1. Emmanuel, Andy PhD, MSc, BNSc, RN
  2. Kain, Victoria J. PhD, RN, MN, NICC
  3. Forster, Elizabeth PhD, RN, BN, GradCert Higher Ed, MN, SFHEA


Objective: Under-5 mortality has declined globally; however, proportion of under-5 deaths occurring within the first 28 days after birth has increased significantly. This study aims to determine the impact of an educational intervention on neonatal care and survival rates in Nigeria.
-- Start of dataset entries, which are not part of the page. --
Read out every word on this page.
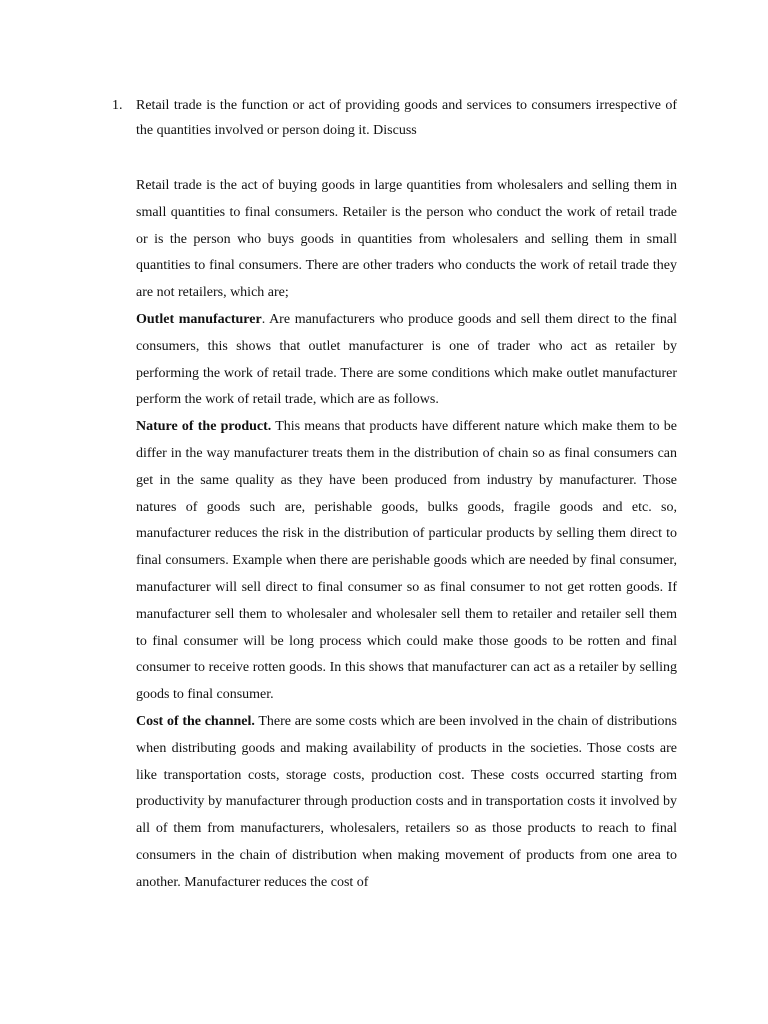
1. Retail trade is the function or act of providing goods and services to consumers irrespective of the quantities involved or person doing it. Discuss

Retail trade is the act of buying goods in large quantities from wholesalers and selling them in small quantities to final consumers. Retailer is the person who conduct the work of retail trade or is the person who buys goods in quantities from wholesalers and selling them in small quantities to final consumers. There are other traders who conducts the work of retail trade they are not retailers, which are;

Outlet manufacturer. Are manufacturers who produce goods and sell them direct to the final consumers, this shows that outlet manufacturer is one of trader who act as retailer by performing the work of retail trade. There are some conditions which make outlet manufacturer perform the work of retail trade, which are as follows.

Nature of the product. This means that products have different nature which make them to be differ in the way manufacturer treats them in the distribution of chain so as final consumers can get in the same quality as they have been produced from industry by manufacturer. Those natures of goods such are, perishable goods, bulks goods, fragile goods and etc. so, manufacturer reduces the risk in the distribution of particular products by selling them direct to final consumers. Example when there are perishable goods which are needed by final consumer, manufacturer will sell direct to final consumer so as final consumer to not get rotten goods. If manufacturer sell them to wholesaler and wholesaler sell them to retailer and retailer sell them to final consumer will be long process which could make those goods to be rotten and final consumer to receive rotten goods. In this shows that manufacturer can act as a retailer by selling goods to final consumer.

Cost of the channel. There are some costs which are been involved in the chain of distributions when distributing goods and making availability of products in the societies. Those costs are like transportation costs, storage costs, production cost. These costs occurred starting from productivity by manufacturer through production costs and in transportation costs it involved by all of them from manufacturers, wholesalers, retailers so as those products to reach to final consumers in the chain of distribution when making movement of products from one area to another. Manufacturer reduces the cost of
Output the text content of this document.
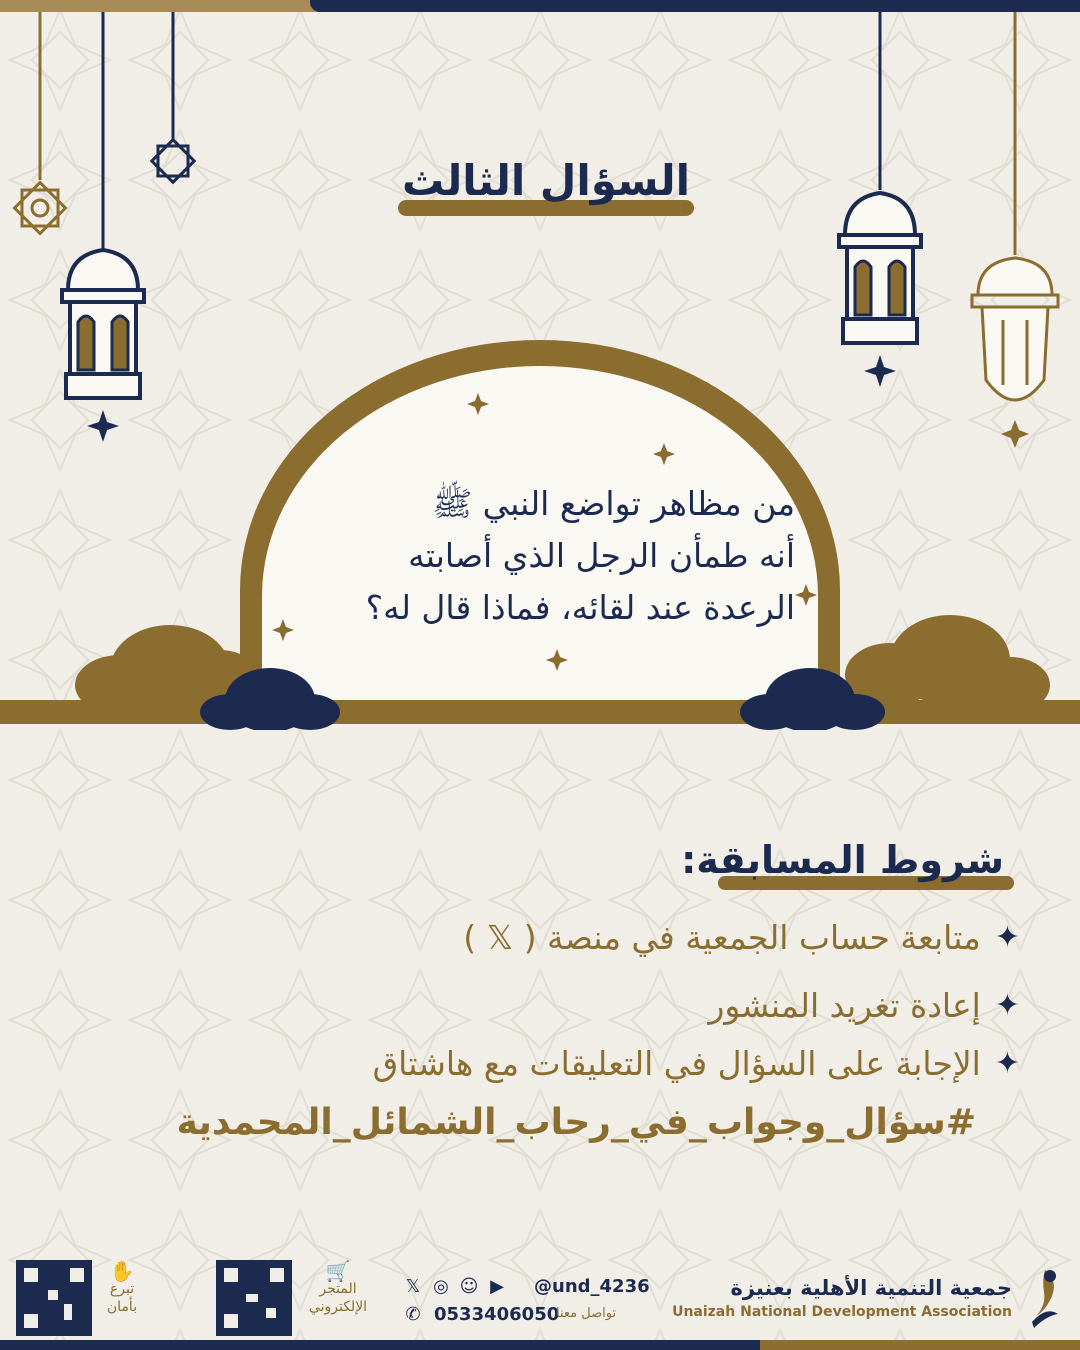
السؤال الثالث
من مظاهر تواضع النبي ﷺ
أنه طمأن الرجل الذي أصابته
الرعدة عند لقائه، فماذا قال له؟
شروط المسابقة:
✦
متابعة حساب الجمعية في منصة ( 𝕏 )
✦
إعادة تغريد المنشور
✦
الإجابة على السؤال في التعليقات مع هاشتاق
#سؤال_وجواب_في_رحاب_الشمائل_المحمدية
✋
تبرع
بأمان
🛒
المتجر
الإلكتروني
𝕏 ◎ ☺ ▶ @und_4236
✆ 0533406050
تواصل معنا
جمعية التنمية الأهلية بعنيزة
Unaizah National Development Association
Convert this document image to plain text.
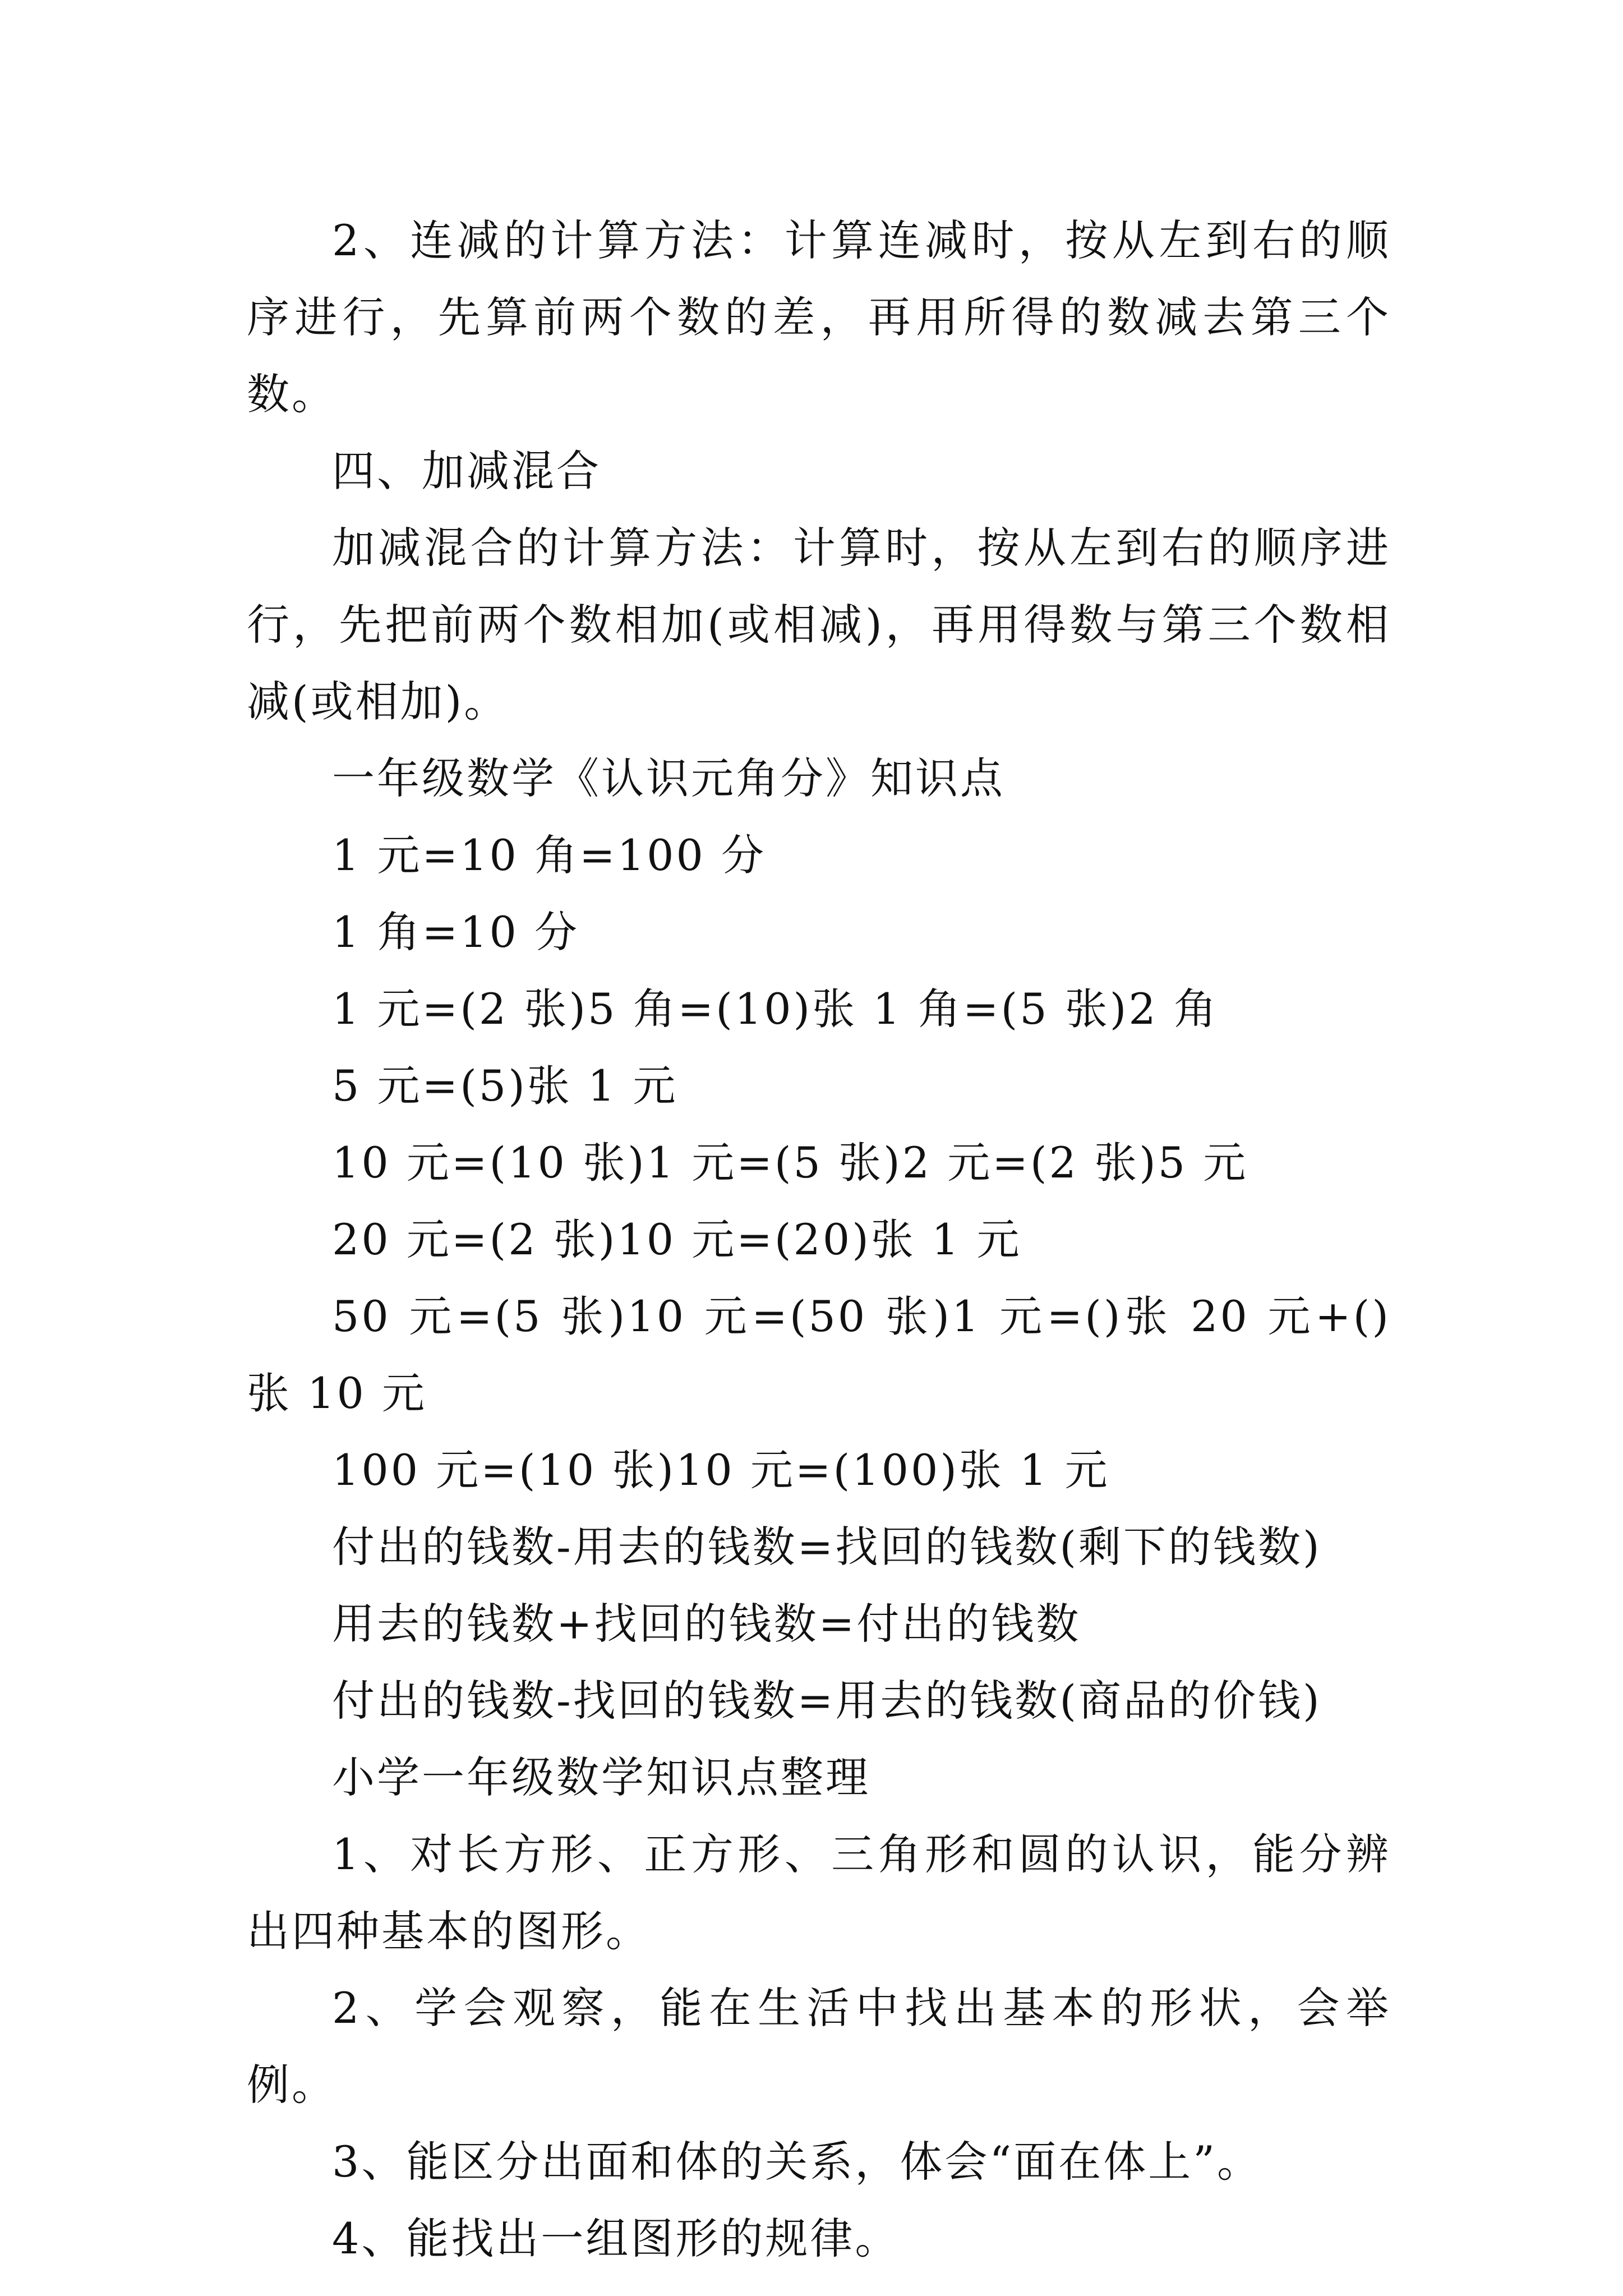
2、连减的计算方法：计算连减时，按从左到右的顺序进行，先算前两个数的差，再用所得的数减去第三个数。

四、加减混合

加减混合的计算方法：计算时，按从左到右的顺序进行，先把前两个数相加(或相减)，再用得数与第三个数相减(或相加)。

一年级数学《认识元角分》知识点

1 元=10 角=100 分

1 角=10 分

1 元=(2 张)5 角=(10)张 1 角=(5 张)2 角

5 元=(5)张 1 元

10 元=(10 张)1 元=(5 张)2 元=(2 张)5 元

20 元=(2 张)10 元=(20)张 1 元

50 元=(5 张)10 元=(50 张)1 元=()张 20 元+()张 10 元

100 元=(10 张)10 元=(100)张 1 元

付出的钱数-用去的钱数=找回的钱数(剩下的钱数)

用去的钱数+找回的钱数=付出的钱数

付出的钱数-找回的钱数=用去的钱数(商品的价钱)

小学一年级数学知识点整理

1、对长方形、正方形、三角形和圆的认识，能分辨出四种基本的图形。

2、学会观察，能在生活中找出基本的形状，会举例。

3、能区分出面和体的关系，体会“面在体上”。

4、能找出一组图形的规律。
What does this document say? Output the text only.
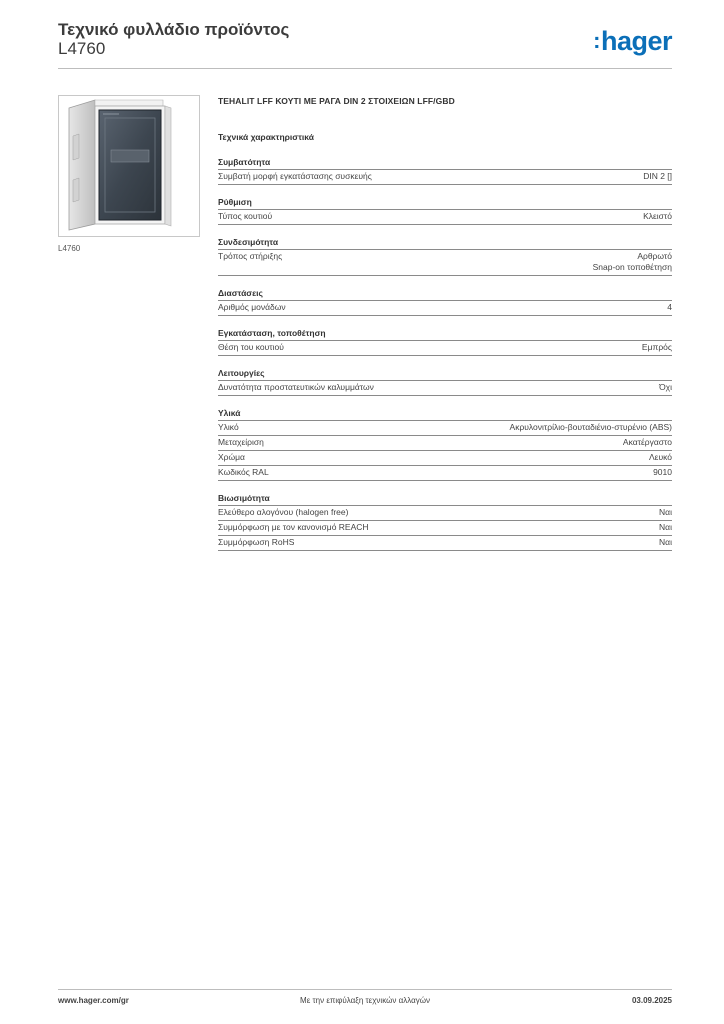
Τεχνικό φυλλάδιο προϊόντος
L4760	:hager
L4760
TEHALIT LFF ΚΟΥΤΙ ΜΕ ΡΑΓΑ DIN 2 ΣΤΟΙΧΕΙΩΝ LFF/GBD
Τεχνικά χαρακτηριστικά
Συμβατότητα
Συμβατή μορφή εγκατάστασης συσκευής	DIN 2 []
Ρύθμιση
Τύπος κουτιού	Κλειστό
Συνδεσιμότητα
Τρόπος στήριξης	Αρθρωτό
Snap-on τοποθέτηση
Διαστάσεις
Αριθμός μονάδων	4
Εγκατάσταση, τοποθέτηση
Θέση του κουτιού	Εμπρός
Λειτουργίες
Δυνατότητα προστατευτικών καλυμμάτων	Όχι
Υλικά
Υλικό	Ακρυλονιτρίλιο-βουταδιένιο-στυρένιο (ABS)
Μεταχείριση	Ακατέργαστο
Χρώμα	Λευκό
Κωδικός RAL	9010
Βιωσιμότητα
Ελεύθερο αλογόνου (halogen free)	Ναι
Συμμόρφωση με τον κανονισμό REACH	Ναι
Συμμόρφωση RoHS	Ναι
www.hager.com/gr	Με την επιφύλαξη τεχνικών αλλαγών	03.09.2025
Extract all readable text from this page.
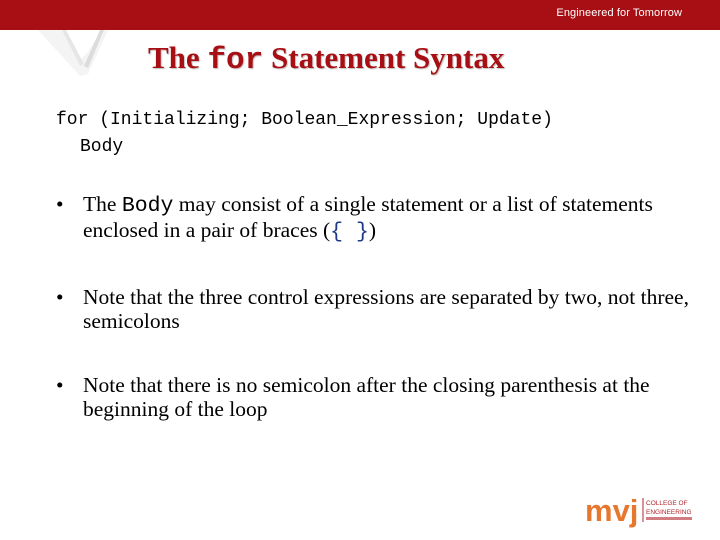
Engineered for Tomorrow
The for Statement Syntax
for (Initializing; Boolean_Expression; Update)
Body
• The Body may consist of a single statement or a list of statements enclosed in a pair of braces ({ })
• Note that the three control expressions are separated by two, not three, semicolons
• Note that there is no semicolon after the closing parenthesis at the beginning of the loop
mvj COLLEGE OF
ENGINEERING
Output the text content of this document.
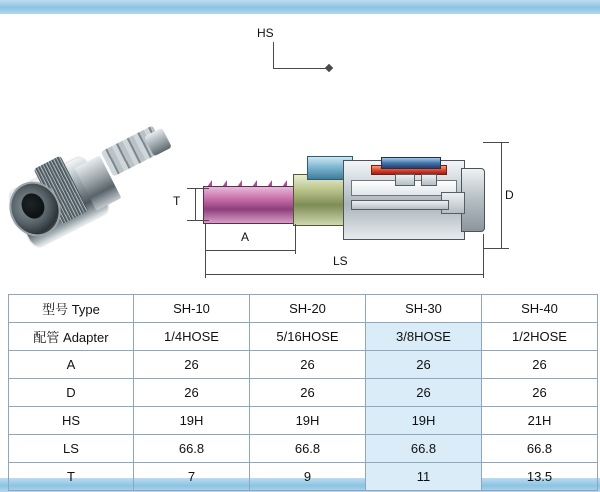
HS
T
A
LS
D
型号 Type	SH-10	SH-20	SH-30	SH-40
配管 Adapter	1/4HOSE	5/16HOSE	3/8HOSE	1/2HOSE
A	26	26	26	26
D	26	26	26	26
HS	19H	19H	19H	21H
LS	66.8	66.8	66.8	66.8
T	7	9	11	13.5
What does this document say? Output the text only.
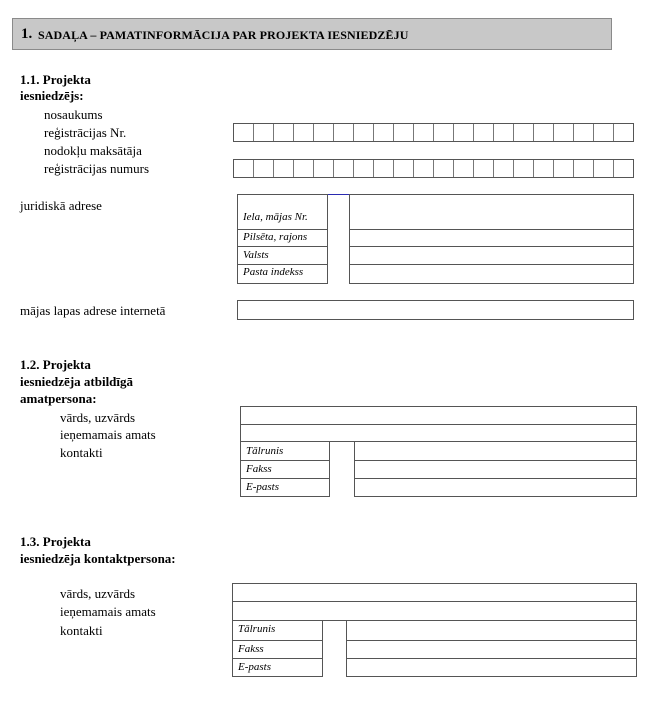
1. SADAĻA – PAMATINFORMĀCIJA PAR PROJEKTA IESNIEDZĒJU
1.1. Projekta
iesniedzējs:
nosaukums
reģistrācijas Nr.
nodokļu maksātāja
reģistrācijas numurs
juridiskā adrese
Iela, mājas Nr.
Pilsēta, rajons
Valsts
Pasta indekss
mājas lapas adrese internetā
1.2. Projekta
iesniedzēja atbildīgā
amatpersona:
vārds, uzvārds
ieņemamais amats
kontakti	Tālrunis
Fakss
E-pasts
1.3. Projekta
iesniedzēja kontaktpersona:
vārds, uzvārds
ieņemamais amats
kontakti	Tālrunis
Fakss
E-pasts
Methods: This was a sequential exploratory mixed-methods design involving 21 health workers in the preintervention phase, while 15 health workers and 30 mother-baby dyads participated in the postintervention phase. Data were collected using semistructured interviews and nonparticipatory observation. Qualitative data were analyzed using thematic analysis, while quantitative data were analyzed using descriptive and inferential statistics.


Results: Healthy newborns were routinely separated from their mothers in the preintervention period. During this time, non-evidence-based practices, such as routine nasal and oral suctioning, were performed. Skin-to-skin contact and early initiation of breastfeeding were frequently interrupted. After the intervention, 80.6% were placed in skin-to-skin contact with their mothers, and 20 of these babies maintained contact with the mother until breastfeeding was established. There was decline in neonatal deaths post-intervention. Independent t-test analysis of the day of neonatal death demonstrates a significant difference in mean (P = .00, 95% confidence interval -5.629; -7.447 to -4.779).


Conclusion: Newborn survival can be improved through regular training of maternity health workers in evidence-based newborn care.